LMO4, a member of the nuclear LMO family of proteins, has been shown in multiple developmental contexts to play a critical role in the processes of differentiation, migration, and proliferation by modulating multimeric transcription complexes without directly binding DNA. Given that tumors often aberrantly express genes that are required for normal development and tissue homeostasis, it is not surprising that LMO4 has been implicated in solid tumor pathogenesis, in which it is required and sufficient for tumor cell proliferation, migration, and invasion.
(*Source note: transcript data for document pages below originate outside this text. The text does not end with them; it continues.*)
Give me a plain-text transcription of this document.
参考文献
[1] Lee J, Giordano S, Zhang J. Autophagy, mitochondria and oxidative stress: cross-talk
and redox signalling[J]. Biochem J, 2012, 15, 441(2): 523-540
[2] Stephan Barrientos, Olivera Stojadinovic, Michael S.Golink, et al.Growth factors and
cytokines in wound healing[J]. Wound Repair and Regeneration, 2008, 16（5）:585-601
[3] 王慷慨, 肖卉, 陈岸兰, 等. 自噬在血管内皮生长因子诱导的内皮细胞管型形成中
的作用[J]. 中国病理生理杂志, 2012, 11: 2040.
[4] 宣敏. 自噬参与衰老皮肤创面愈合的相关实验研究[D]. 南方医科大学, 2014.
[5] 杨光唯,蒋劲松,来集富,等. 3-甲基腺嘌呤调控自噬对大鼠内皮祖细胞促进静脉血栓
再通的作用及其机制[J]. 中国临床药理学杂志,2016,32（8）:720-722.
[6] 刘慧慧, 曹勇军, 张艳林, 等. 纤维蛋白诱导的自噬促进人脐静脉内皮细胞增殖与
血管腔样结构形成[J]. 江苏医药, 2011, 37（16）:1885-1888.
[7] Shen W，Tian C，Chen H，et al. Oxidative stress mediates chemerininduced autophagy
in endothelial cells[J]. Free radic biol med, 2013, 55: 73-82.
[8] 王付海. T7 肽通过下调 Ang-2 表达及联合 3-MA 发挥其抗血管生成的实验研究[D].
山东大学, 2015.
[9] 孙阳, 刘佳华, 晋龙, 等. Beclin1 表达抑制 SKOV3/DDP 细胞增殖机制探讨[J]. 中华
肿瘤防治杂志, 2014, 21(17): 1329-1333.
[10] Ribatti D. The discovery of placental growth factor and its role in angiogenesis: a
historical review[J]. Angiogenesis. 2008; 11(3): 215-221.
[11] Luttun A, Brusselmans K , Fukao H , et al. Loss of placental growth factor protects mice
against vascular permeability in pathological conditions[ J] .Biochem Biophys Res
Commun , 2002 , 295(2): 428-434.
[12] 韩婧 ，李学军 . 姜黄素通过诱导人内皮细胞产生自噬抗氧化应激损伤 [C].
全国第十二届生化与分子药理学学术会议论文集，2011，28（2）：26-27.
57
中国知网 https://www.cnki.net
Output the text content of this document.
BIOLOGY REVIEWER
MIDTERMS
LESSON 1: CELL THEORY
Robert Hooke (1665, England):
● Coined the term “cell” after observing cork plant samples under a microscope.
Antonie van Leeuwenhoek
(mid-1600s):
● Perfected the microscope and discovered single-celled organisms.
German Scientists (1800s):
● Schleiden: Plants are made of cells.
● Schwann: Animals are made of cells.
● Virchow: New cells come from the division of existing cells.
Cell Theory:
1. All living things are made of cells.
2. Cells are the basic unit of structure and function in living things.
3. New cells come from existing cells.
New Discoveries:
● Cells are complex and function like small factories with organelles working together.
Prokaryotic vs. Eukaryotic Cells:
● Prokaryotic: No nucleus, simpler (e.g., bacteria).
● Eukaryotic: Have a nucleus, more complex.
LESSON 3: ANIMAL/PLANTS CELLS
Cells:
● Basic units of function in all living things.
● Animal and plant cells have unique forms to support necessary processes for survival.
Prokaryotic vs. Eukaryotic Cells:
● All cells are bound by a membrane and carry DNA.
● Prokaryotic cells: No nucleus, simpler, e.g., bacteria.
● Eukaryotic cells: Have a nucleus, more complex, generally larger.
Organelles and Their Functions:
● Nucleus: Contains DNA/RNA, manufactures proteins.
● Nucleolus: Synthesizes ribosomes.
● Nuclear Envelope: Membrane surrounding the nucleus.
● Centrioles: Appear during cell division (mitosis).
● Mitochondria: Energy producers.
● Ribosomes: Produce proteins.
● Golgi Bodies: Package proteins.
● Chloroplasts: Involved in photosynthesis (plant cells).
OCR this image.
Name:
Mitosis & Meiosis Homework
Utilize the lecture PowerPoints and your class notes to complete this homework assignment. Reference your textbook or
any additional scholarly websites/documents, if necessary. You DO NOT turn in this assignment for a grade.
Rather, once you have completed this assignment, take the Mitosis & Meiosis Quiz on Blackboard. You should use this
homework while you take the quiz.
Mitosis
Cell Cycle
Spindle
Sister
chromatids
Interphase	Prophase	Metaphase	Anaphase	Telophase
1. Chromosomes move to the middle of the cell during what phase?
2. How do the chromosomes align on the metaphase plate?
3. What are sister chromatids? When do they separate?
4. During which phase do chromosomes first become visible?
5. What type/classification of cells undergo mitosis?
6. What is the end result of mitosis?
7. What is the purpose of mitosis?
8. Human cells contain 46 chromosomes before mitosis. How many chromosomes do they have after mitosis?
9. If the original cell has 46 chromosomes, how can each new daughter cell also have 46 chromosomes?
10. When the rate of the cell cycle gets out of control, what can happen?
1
Additionally, high nuclear LMO4 expression in tumor cells correlates with increased metastasis in patients with breast cancer, rhabdomyosarcoma, or oral squamous cell carcinoma. Intriguingly, LMO4 is also detected in pancreatic ductal adenocarcinoma (PDAC), a highly aggressive malignancy that is the fourth leading cause of cancer-related mortality, yet this finding remains unexplored. Preliminary data indicate that a reduced level of endogenous LMO4 in human PDAC lines results in impairment of cells to close a scratch wound in vitro, suggestive of reduced proliferation and/or compromised migration. Additionally, knockdown of LMO4 in a human PDAC cell line results in reduced expression of PLAU, which encodes a serine protease implicated in PDAC disease progression. The central hypothesis of this proposal is that LMO4 regulates gene programs that affect proliferation, migration, and invasion, thereby augmenting disease progression. Based on this hypothesis, two specific aims will be pursued.
Specific Aim 1 : To determine the phenotypes affected by and direct transcriptional targets of LMO4 in PDAC.
Specific Aim 2 : To identify protein interactors of LMO4 in modulating malignant phenotypes in PDAC. To complete these studies, in vitro and in vivo methods of biochemistry, genetics, animal modeling, immunohistochemistry, and bioinformatics will be used. The objective of this proposal is to elucidate novel pathogenic mechanisms of this highly aggressive malignancy, potentially yielding novel therapeutic targets, and to glean novel insight into how a transcriptional coregulator can orchestrate gene programs to coordinate specific cellular phenotypes, which may have far-reaching consequences in other developmental and oncogenic contexts.
Pancreatic cancer is one of the leading causes of cancer-related death in the United States and is almost universally fatal due to late stage of diagnosis and lack of effective therapies. Although we have recently gained an appreciation for several mechanisms by which pancreatic cancer spreads throughout the body, a much deeper insight is still needed to be able to treat this cancer effectively. Therefore, we are proposing to study how a single protein can coordinate the processes of tumor spreading and progression, potentially yielding multiple novel therapeutic targets.